Não sei se haverá alguém que me leia. Reparo que já aqui escrevi mais de 300 postes. O último foi em 15 de Abril de 2011. Pois bem. Se alguém quiser saber o porquê de tão longa ausência, eu respondo sem cobrar nada: perdi aq minha password e fiquei desarmado. Sem hipóteses de entrar no meu próprio blogue.

Há dois dias recebi uma nova password  que me deu acesso ao meu cantinho. Recebi só há dois dias, tendo-o eu solicitado há não sei quantos meses. Mas chegou! Isso é que vale.

Acontece que, depois de tanto procurar, lá encontrei a antiga password que, por falta de tempo, ainda não voltei a usar.

Ora bem! Depois de Abril, data do meu último texto, já publiquei muitos  na imprensa. A pouco e pouco, vou tentar fazer uma actualização.

Hoje transcrevo um dos textos publicados na imprensa. não foi o último, nem o primeiro. foi aquele que me veio parar à mão, numa rápida espreitadela pelo meu computador.

Ele aqui vai:

 

Título: TENHO UMA PALAVRA A DIZER

 

 

TENHO UMA PALAVRA A DIZER...

 

Vive em combinações mágicas
com 26 letras – as letras do alfabeto.

É que as palavras, tal como
um ser vivo, nascem, vivem e morrem. São possuídas de carne e de espírito. «A
palavra, que se saiba, é um ser vivo» dizia Victor Hugo.

Foi por isso que eu procurei
uma palavra para me falar e me contar a sua vida.

Neste sentido, pus no jornal
o seguinte

 

ANÚNCIO

 

Procuro

uma palavra que tenha uma
palavra a dizer-me

 

Recebi uma resposta.

Combinámos encontrar-nos,
através de uma password, num bar,
para tomarmos uma cerveja. Ela recusou e eu disse-lhe que, neste caso, eu
aproveitava para beber as suas palavras...
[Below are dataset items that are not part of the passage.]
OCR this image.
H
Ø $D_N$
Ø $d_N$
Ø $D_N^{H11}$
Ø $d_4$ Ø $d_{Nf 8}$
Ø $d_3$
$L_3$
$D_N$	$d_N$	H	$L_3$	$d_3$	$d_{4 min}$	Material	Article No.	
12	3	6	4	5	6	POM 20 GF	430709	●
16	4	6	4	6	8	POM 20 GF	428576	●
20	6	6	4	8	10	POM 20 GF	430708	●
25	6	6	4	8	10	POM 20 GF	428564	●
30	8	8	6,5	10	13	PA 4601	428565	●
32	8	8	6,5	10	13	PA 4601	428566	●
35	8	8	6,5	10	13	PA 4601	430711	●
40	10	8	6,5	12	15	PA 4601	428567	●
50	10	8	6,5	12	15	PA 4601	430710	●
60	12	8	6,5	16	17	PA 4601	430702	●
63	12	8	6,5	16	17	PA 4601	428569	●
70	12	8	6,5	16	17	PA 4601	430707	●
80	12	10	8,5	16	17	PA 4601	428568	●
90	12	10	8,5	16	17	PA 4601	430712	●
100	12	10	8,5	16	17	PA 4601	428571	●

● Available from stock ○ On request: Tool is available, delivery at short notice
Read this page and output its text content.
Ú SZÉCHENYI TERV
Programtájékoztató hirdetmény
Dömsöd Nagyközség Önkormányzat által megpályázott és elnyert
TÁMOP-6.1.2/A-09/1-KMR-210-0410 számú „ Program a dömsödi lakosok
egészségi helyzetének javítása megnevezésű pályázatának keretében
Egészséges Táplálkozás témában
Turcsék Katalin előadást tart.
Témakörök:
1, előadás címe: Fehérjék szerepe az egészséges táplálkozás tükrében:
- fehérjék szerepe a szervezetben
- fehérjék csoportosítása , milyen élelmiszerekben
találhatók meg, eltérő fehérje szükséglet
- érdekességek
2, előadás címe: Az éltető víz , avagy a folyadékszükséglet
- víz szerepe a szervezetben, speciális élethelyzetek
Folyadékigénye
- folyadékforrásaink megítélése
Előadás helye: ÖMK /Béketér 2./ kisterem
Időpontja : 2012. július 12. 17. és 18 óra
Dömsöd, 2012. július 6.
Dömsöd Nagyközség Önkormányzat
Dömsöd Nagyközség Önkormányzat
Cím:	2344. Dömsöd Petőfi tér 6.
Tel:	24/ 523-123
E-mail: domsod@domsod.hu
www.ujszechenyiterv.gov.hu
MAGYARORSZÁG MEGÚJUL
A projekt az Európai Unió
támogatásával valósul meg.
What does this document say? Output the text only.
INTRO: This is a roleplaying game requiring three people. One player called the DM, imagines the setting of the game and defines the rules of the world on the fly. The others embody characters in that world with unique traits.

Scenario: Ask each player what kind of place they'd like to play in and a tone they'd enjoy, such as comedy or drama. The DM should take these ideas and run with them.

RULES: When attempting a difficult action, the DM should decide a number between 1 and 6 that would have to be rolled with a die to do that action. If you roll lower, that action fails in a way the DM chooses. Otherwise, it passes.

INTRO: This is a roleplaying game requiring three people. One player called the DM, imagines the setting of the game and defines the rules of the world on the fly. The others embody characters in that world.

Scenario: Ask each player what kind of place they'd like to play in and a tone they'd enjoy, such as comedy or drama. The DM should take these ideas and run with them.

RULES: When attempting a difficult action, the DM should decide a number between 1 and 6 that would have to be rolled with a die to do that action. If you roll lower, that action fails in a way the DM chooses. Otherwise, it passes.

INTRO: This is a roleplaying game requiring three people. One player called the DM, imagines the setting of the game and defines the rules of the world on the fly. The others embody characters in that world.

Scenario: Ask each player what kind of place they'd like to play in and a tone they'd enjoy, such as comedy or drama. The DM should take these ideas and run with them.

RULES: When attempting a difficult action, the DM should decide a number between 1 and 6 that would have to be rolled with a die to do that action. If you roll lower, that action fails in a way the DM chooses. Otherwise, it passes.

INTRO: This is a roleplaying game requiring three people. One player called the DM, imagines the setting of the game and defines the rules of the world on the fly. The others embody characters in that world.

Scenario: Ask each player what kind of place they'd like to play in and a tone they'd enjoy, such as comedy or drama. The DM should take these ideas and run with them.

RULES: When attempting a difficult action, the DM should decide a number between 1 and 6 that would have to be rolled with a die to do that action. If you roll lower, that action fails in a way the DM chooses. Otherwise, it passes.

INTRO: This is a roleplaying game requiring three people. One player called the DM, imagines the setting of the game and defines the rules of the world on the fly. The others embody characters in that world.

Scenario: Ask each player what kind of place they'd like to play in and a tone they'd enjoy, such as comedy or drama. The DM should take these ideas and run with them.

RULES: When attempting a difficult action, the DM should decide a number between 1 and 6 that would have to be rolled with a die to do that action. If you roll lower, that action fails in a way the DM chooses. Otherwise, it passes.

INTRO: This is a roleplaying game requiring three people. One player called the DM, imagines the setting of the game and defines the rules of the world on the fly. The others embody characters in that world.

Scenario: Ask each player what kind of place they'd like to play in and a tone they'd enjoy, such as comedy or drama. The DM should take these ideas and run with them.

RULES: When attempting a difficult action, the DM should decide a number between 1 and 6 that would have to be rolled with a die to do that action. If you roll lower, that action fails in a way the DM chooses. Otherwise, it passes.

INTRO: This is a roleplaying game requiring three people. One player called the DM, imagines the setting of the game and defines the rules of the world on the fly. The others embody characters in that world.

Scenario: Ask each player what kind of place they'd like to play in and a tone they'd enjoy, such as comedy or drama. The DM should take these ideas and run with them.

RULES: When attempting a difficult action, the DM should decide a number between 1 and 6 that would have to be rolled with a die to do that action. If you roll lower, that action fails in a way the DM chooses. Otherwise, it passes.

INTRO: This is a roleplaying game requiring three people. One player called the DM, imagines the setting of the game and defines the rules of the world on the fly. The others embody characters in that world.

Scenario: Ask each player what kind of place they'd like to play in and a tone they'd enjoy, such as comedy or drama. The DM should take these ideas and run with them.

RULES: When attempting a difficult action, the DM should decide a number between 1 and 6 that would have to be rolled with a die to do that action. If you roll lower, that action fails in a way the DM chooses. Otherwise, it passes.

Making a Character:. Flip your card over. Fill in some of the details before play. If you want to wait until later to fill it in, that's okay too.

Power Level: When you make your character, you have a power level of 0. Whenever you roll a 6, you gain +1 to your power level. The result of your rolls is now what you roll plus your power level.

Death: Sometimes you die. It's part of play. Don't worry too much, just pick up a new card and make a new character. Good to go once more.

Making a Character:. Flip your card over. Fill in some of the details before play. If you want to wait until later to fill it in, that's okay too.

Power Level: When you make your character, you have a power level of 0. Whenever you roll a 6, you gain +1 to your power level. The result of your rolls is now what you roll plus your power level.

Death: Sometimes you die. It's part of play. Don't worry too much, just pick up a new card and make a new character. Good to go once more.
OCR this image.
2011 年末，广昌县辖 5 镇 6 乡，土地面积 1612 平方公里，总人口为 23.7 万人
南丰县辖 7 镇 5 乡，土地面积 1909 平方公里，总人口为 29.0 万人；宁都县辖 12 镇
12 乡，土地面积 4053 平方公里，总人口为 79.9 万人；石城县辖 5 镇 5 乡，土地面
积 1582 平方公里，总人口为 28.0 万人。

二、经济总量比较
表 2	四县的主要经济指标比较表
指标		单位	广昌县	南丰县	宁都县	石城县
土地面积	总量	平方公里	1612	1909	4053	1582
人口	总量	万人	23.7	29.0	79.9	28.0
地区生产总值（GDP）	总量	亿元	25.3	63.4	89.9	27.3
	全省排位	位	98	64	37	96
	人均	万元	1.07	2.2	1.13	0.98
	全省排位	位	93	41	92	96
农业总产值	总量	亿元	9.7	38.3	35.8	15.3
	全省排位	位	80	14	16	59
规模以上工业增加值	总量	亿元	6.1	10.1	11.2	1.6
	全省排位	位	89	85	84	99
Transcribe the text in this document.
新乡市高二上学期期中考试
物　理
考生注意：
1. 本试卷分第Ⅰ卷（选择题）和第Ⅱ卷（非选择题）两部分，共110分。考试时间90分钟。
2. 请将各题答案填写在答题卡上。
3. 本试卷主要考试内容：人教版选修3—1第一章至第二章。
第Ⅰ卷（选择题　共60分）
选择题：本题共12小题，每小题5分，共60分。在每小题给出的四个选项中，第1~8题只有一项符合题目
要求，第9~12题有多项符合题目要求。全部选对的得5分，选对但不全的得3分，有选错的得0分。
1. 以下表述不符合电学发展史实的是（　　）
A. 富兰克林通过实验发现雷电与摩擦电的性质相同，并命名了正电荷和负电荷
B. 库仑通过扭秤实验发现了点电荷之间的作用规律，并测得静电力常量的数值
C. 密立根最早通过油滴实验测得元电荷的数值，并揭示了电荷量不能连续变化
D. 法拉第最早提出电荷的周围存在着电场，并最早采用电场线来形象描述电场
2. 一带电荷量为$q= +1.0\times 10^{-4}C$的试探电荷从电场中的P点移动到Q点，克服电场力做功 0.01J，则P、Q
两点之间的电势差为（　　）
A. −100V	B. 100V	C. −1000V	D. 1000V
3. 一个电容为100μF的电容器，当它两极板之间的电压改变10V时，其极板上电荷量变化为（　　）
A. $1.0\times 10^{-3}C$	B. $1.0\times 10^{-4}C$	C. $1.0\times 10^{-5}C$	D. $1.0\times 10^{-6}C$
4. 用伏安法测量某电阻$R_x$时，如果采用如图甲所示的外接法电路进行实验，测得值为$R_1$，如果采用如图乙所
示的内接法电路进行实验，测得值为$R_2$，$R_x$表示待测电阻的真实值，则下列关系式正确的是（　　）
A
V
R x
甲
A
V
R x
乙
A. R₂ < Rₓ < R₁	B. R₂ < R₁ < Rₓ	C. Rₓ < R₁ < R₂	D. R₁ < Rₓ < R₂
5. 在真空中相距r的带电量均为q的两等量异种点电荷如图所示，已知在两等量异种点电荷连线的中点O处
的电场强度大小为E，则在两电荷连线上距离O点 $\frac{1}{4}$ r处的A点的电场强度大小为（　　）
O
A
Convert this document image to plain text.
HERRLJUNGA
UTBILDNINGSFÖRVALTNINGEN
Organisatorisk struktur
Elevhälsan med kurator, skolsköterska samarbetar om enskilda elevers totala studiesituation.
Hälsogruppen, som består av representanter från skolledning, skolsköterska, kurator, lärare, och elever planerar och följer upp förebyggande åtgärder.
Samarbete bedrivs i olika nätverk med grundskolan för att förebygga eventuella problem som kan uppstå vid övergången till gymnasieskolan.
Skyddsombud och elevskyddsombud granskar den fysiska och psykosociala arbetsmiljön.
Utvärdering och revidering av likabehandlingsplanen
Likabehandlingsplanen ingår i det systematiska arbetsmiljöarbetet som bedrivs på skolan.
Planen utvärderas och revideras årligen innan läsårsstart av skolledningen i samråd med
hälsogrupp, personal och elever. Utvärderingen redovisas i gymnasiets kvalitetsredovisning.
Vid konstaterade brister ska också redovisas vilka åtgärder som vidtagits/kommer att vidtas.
Foi neste ambiente palavroso que
nasceu a nossa entrevista que passo a transcrever.

 

ENTREVISTA

Eu – Diga-me
onde nasceu.

Palavra – Nasci
na «Clínica da Laringe». Um nascimento normal, sem problemas. Fui assistido
pelo «dr. Fonética» que declarou que eu tinha nascido com bons pulmões e boas
cordas vocais, com um bom timbre na cavidade bocal, em função dos maxilares,
dos lábios e da língua. Eu sou composto por várias sílabas e a minha mãe teria
tido menos problemas na gravidez e no parto, se eu fosse monossilábica.

- E o que aconteceu, depois
de ter saído da clínica?

- Os meus pais levaram-me ao
registo civil, onde o notário me inscreveu no chamado «Dicionário», por ordem
alfabética. Sabemos que nem sempre esta ordem respeita a dignidade dos seres e
há casos, até, de contradição pura e simples. Por exemplo, sabemos que ‘sucesso’
vem antes de ‘trabalho’.

- E em que lugar ficou no dicionário,
quanto à genealogia?

- Quer você dizer, quanto à
minha etimologia. Sabe que tenho antecedentes que vão até  à «onomatopeia» das cavernas. As primeiras
palavras teriam aparecido há cem mil anos até que, a partir da verticalidade do
homem, permitiu à sua laringe descer ao nível da terceira cervical, até ao
momento da ‘dupla articulação da linguagem’: a reunião de sons para fazer
palavras e a reunião de palavras para fazer frases.

- Portanto, não houve, assim,
problemas de maior na sua infância...

- No plano morfológico, tudo
bem, na medida em que recebi as visitas regulares do doutor «Alfabeto»,
pediatra da escola que verificava se as letras do nosso esqueleto estavam no
seu lugar. Ele recomendava que, com certas palavras, convinha, logo à nascença.
armarem-se com os músculos dos ‘acentos tónicos’, para se evitarem
ambiguidades. Foi o que aconteceu, por exemplo, com a palavra «cágado».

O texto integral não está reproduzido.